Irène Frachon : Ce que je dénonce depuis 14 ans est pleinement reconnu et qualifié par le tribunal. C'est-à-dire que Servier a sciemment commercialisé pendant plus de dix ans un produit dont il avait caché la nature et dont il n'ignorait pas les risques. Pour le dire simplement, Servier a commercialisé sciemment un poison pour gagner de l'argent. Cela a engendré des milliers de victimes. Il s'agit d'un délit, d'une faute, d'un acte de "pharmacodélinquance", cela est dit aujourd'hui et c'est majeur.
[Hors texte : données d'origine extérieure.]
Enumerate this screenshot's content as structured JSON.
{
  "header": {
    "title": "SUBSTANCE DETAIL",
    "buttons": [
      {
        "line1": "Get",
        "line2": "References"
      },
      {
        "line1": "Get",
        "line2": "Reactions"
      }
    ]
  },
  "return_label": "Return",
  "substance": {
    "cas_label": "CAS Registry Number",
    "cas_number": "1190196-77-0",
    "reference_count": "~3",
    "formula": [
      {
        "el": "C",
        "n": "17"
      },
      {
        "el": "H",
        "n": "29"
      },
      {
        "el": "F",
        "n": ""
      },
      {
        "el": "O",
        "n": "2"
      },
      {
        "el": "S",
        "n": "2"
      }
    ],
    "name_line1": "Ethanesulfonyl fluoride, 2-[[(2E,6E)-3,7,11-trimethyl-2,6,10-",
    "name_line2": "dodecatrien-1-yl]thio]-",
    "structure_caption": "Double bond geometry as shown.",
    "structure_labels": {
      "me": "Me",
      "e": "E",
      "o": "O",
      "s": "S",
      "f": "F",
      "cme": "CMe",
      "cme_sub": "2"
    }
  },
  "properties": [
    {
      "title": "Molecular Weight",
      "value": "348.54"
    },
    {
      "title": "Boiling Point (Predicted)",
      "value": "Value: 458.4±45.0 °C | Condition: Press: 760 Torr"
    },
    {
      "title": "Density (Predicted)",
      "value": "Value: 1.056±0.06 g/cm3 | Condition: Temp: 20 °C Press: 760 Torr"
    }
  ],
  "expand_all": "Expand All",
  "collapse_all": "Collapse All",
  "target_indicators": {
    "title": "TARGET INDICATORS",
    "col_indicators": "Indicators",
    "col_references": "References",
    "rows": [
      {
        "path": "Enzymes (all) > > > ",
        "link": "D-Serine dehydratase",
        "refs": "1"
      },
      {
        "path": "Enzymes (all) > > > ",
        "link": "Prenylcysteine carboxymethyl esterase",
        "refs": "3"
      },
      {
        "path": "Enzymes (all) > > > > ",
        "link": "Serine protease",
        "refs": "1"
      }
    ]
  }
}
C'est cela que je clame, que les personnes sont victimes d'un délit et non pas d'une erreur ou d'une faute. C'est fondamental de le reconnaître et de la qualifier. Cette condamnation est une immense satisfaction et un très grand soulagement. Les victimes savent aujourd'hui que ce qu'on leur a fait est illégal, que c'est un crime. Là où il y a une frustration c'est que la punition n'est pas à la hauteur de la gravité extrême de ce délit.

Condamné à payer 2,7 millions d'euros d'amende, le groupe Servier a été relaxé du délit d'"escroquerie". Trouvez-vous cela normal ?

C'est un industriel délinquant, on ne peut pas lui faire confiance. Il y a des sanctions qui sont faibles et qui peuvent laisser un sentiment de déception. Ce n'est pas qu'il n'y a pas eu escroquerie c'est que c'est prescrit. Le droit est parfois très frustrant.

L'Agence nationale de sécurité du médicament (ANSM, ex-Afssaps) a été condamnée à 303 000 euros d'amende pour avoir "gravement failli dans sa mission de police sanitaire". Que pensez-vous de cette condamnation ?

Elle a plaidé coupable, ce qui veut dire qu'elle a pris conscience de sa faiblesse d'alors, c'est très important, ce que ne fait toujours pas le laboratoire Servier. Le gendarme doit assumer son rôle. Il ne doit pas s'inquiéter des pressions ou des intimidations, et être attentif à la possibilité de la délinquance pharmaceutique et industrielle. Il faut beaucoup plus de clairvoyance.

Est-ce qu'il y aura d'autres procès dans ce genre ?

Restons mesurés, c'est un premier pas dans la reconnaissance de la délinquance pharmaceutique, du crime à col blanc. Un premier pas très important mais derrière les sanctions dissuasives manquent, et les conflits d'intérêt sont sanctionnés de manière assez modeste. Il y a plein de choses qui sont frustrantes, sur lesquelles il va falloir continuer à avancer, à réfléchir et à réformer profondément.